L'Enea ha da poco messo a punto quello che il suo creatore definisce un "microcosmo". Non si tratta di una vertical farm vera e propria, in quanto non è su più livelli, quanto piuttosto il tentativo di portare in laboratorio un campo coltivato per poter fare degli esperimenti. "Questa struttura nasce per fini di ricerca, per mettere a punto protocolli di illuminazione di piante. Attraverso particolari sistemi a led siamo infatti in grado di fornire alle foglie esattamente la lunghezza d'onda di cui hanno bisogno per crescere", spiega ad AgroNotizie Luigi D'Aquino, ricercatore dell'Enea. "Ma in futuro questa tecnologia potrà uscire dai laboratori per essere sfruttata per allevare piante per fini commerciali".

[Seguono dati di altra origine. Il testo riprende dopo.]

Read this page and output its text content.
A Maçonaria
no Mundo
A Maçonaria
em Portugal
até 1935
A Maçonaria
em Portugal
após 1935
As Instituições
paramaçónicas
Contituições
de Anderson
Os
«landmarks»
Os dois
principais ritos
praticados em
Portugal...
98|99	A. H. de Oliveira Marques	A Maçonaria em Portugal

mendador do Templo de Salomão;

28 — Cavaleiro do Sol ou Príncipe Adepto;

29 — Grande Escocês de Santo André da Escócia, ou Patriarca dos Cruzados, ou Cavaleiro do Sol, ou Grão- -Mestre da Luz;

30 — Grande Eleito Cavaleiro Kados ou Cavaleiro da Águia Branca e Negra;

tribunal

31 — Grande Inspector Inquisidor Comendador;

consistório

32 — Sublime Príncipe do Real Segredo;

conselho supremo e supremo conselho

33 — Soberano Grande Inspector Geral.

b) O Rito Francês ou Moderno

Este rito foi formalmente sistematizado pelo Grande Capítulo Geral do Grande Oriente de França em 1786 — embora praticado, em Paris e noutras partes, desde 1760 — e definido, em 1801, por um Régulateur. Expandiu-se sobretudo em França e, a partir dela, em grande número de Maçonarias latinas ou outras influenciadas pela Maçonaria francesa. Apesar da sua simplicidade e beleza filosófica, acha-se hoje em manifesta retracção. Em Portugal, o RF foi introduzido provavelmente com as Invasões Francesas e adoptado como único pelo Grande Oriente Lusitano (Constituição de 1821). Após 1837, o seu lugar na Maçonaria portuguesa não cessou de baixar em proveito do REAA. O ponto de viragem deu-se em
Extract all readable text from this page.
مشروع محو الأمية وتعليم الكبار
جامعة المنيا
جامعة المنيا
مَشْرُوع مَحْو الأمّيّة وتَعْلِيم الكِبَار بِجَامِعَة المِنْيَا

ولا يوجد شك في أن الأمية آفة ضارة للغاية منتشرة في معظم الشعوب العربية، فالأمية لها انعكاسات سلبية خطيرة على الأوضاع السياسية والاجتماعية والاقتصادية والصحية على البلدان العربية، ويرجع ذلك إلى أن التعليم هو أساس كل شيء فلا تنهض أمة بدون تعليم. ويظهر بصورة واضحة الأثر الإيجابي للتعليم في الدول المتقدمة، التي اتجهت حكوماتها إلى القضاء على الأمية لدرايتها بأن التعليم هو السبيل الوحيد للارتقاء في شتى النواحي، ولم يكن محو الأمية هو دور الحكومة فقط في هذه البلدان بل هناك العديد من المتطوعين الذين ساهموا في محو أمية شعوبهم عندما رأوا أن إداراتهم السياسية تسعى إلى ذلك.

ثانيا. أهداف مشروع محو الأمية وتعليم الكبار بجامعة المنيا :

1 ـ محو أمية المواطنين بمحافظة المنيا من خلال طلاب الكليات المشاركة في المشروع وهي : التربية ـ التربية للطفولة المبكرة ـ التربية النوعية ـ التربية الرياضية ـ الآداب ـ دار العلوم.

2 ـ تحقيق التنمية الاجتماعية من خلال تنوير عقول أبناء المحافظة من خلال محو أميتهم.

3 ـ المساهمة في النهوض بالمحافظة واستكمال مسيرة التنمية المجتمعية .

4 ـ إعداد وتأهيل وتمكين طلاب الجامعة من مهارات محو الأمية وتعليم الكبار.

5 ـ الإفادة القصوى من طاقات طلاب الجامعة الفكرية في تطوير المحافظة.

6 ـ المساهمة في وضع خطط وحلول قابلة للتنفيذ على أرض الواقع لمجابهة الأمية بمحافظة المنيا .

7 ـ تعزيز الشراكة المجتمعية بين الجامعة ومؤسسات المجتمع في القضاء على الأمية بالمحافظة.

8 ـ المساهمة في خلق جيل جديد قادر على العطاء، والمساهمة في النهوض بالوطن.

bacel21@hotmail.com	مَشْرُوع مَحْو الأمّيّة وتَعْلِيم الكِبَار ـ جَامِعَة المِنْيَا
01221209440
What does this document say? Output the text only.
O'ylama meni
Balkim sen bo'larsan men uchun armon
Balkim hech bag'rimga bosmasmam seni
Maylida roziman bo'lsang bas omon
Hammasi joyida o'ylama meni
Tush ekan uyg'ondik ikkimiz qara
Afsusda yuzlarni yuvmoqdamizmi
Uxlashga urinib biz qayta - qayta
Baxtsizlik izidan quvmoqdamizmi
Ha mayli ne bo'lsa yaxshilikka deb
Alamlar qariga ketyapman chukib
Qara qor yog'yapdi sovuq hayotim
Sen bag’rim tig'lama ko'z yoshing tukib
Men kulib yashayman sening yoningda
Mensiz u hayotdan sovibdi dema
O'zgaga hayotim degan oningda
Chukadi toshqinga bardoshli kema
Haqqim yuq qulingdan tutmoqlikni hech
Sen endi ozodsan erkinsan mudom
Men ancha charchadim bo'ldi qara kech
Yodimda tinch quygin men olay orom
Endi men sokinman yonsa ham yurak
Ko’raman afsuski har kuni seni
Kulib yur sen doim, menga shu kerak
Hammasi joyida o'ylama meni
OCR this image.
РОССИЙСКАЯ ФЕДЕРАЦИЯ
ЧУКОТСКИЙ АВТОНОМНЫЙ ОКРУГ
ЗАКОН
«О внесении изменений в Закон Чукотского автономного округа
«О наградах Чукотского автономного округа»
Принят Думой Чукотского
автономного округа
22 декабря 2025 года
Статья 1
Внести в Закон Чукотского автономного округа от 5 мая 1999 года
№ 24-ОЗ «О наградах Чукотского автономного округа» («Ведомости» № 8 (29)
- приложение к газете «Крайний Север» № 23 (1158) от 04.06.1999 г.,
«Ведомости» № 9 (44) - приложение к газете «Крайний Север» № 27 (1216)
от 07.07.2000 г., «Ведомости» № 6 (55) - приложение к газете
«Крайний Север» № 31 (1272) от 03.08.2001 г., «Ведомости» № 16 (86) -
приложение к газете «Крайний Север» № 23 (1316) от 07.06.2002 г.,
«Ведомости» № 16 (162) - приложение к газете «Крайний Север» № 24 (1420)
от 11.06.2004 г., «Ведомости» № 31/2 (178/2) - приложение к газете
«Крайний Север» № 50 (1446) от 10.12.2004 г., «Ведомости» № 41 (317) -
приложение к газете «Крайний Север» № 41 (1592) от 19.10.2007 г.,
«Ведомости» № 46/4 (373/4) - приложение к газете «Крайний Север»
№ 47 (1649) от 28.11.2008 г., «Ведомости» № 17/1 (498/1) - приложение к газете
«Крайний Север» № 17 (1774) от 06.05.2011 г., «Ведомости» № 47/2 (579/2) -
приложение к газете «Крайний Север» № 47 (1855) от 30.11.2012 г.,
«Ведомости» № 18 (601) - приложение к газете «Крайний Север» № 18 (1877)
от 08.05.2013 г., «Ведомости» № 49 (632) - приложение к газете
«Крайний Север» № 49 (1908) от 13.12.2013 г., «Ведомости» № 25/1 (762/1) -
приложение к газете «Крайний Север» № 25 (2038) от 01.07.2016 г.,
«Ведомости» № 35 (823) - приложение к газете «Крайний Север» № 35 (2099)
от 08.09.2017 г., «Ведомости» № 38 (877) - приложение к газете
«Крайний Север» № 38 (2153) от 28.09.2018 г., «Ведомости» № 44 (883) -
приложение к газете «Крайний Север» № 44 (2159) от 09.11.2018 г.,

A meno di catastrofi epocali le campagne non scompariranno, continueremo a coltivare la maggior parte dei prodotti nella terra e sotto la luce del sole. Ma è molto probabile che a fianco delle grandi estensioni avremo dei centri produttivi anche nelle nostre città e nei nostri appartamenti. E come ci siamo abituati ad avere in casa un televisore o il frigorifero, tra qualche decennio sarà normale avere una vertical farm in soffitta.